Mrs. Fitter answers from inside: “Now what is it, Shapurji, how will I get your dinner ready if you keep bothering me?”
Scolding away, she comes to the veranda, wal
king with a heavy stoop. In her hand is a knife she has been using to chop something, I can see green specks upon the blade. “Hullo? Nariman’s grandson is here, and you don’t even tell me?”
She puts the knife down on the teapoy, wipes her hands on her skirt, and pinches my cheek. I smell coriander, fragrant on her fingers. Then I uncover the tray and hand over the jalebi, delivering Mummy’s message.
“Murad eighteen already!” she says, taking the tray from me. “How wonderful! And you are?”
“Fourteen,” I answer, “fifteen running.”
Dr. Fitter smiles. “The new generation, ready to rule the world. And you will make it a much better place, I hope? Sit, tell me which school you go to.”
He chats with me for a while as Mrs. Fitter disappears with the mithai. I am anxious about the tray – will she remember to bring it back? Meanwhile, Dr. Fitter declares how good it is that our family is living in Professor Vakeel’s flat.
“For much too long there was an emptiness in that house. An absence … Your grandfather, he had a very unfortunate life. I still remember the day he came downstairs to speak to his girlfriend – the day he was wearing only a towel around his waist.”

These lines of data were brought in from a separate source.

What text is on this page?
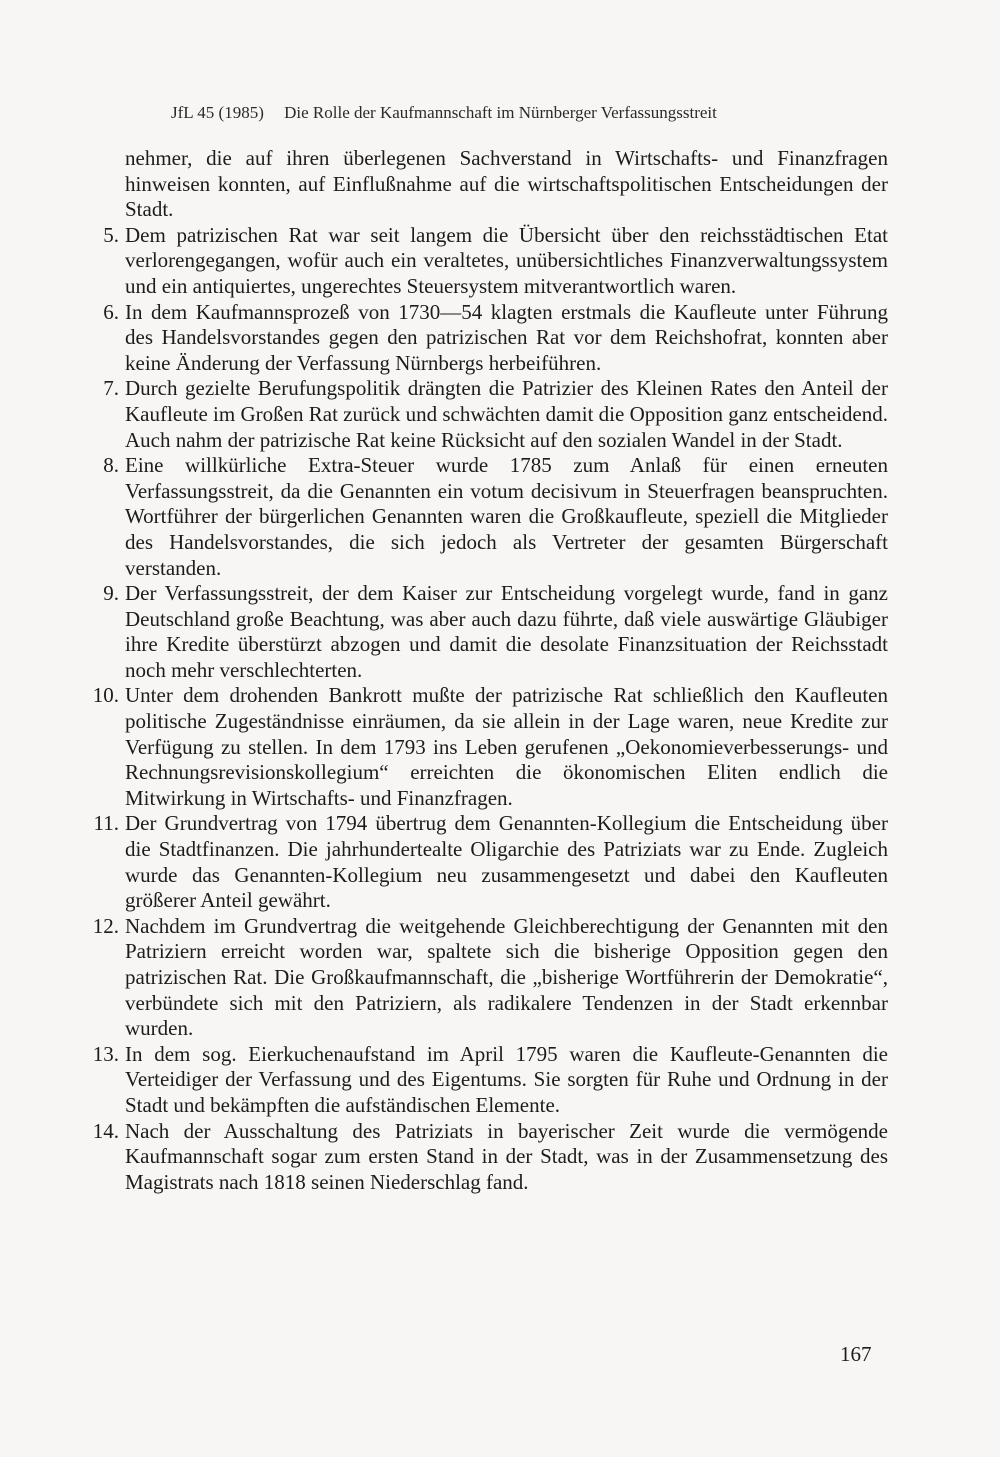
JfL 45 (1985) Die Rolle der Kaufmannschaft im Nürnberger Verfassungsstreit

nehmer, die auf ihren überlegenen Sachverstand in Wirtschafts- und Finanzfragen hinweisen konnten, auf Einflußnahme auf die wirtschaftspolitischen Entscheidungen der Stadt.

5. Dem patrizischen Rat war seit langem die Übersicht über den reichsstädtischen Etat verlorengegangen, wofür auch ein veraltetes, unübersichtliches Finanzverwaltungssystem und ein antiquiertes, ungerechtes Steuersystem mitverantwortlich waren.

6. In dem Kaufmannsprozeß von 1730—54 klagten erstmals die Kaufleute unter Führung des Handelsvorstandes gegen den patrizischen Rat vor dem Reichshofrat, konnten aber keine Änderung der Verfassung Nürnbergs herbeiführen.

7. Durch gezielte Berufungspolitik drängten die Patrizier des Kleinen Rates den Anteil der Kaufleute im Großen Rat zurück und schwächten damit die Opposition ganz entscheidend. Auch nahm der patrizische Rat keine Rücksicht auf den sozialen Wandel in der Stadt.

8. Eine willkürliche Extra-Steuer wurde 1785 zum Anlaß für einen erneuten Verfassungsstreit, da die Genannten ein votum decisivum in Steuerfragen beanspruchten. Wortführer der bürgerlichen Genannten waren die Großkaufleute, speziell die Mitglieder des Handelsvorstandes, die sich jedoch als Vertreter der gesamten Bürgerschaft verstanden.

9. Der Verfassungsstreit, der dem Kaiser zur Entscheidung vorgelegt wurde, fand in ganz Deutschland große Beachtung, was aber auch dazu führte, daß viele auswärtige Gläubiger ihre Kredite überstürzt abzogen und damit die desolate Finanzsituation der Reichsstadt noch mehr verschlechterten.

10. Unter dem drohenden Bankrott mußte der patrizische Rat schließlich den Kaufleuten politische Zugeständnisse einräumen, da sie allein in der Lage waren, neue Kredite zur Verfügung zu stellen. In dem 1793 ins Leben gerufenen „Oekonomieverbesserungs- und Rechnungsrevisionskollegium“ erreichten die ökonomischen Eliten endlich die Mitwirkung in Wirtschafts- und Finanzfragen.

11. Der Grundvertrag von 1794 übertrug dem Genannten-Kollegium die Entscheidung über die Stadtfinanzen. Die jahrhundertealte Oligarchie des Patriziats war zu Ende. Zugleich wurde das Genannten-Kollegium neu zusammengesetzt und dabei den Kaufleuten größerer Anteil gewährt.

12. Nachdem im Grundvertrag die weitgehende Gleichberechtigung der Genannten mit den Patriziern erreicht worden war, spaltete sich die bisherige Opposition gegen den patrizischen Rat. Die Großkaufmannschaft, die „bisherige Wortführerin der Demokratie“, verbündete sich mit den Patriziern, als radikalere Tendenzen in der Stadt erkennbar wurden.

13. In dem sog. Eierkuchenaufstand im April 1795 waren die Kaufleute-Genannten die Verteidiger der Verfassung und des Eigentums. Sie sorgten für Ruhe und Ordnung in der Stadt und bekämpften die aufständischen Elemente.

14. Nach der Ausschaltung des Patriziats in bayerischer Zeit wurde die vermögende Kaufmannschaft sogar zum ersten Stand in der Stadt, was in der Zusammensetzung des Magistrats nach 1818 seinen Niederschlag fand.

167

Dr. Fitter chuckles at the memory. I nod knowingly and try to prompt him to talk some more: “My parents always say you were so kind to help my grandfather.”
He shakes his head to dismiss the thanks. “The least we could do, Superintendent Masalavala and I. And even then, even without a police case, how many rumours were flying – was it double murder, was it double suicide, was it pure accident?”
I feel as though the colour is leaving my face, and hope he doesn’t notice. “Rumours are always on the human agenda,” I remark smartly, grateful for the words.
Dr. Fitter laughs. “Just the kind of thing Professor Vakeel would say. Of course, you can’t blame people, it did look suspicious.”
Mrs. Fitter returns for the knife she has left behind, and overhears. “What are you doing, Shapurji,” she reproaches him. “These are not matters to discuss with a little boy.”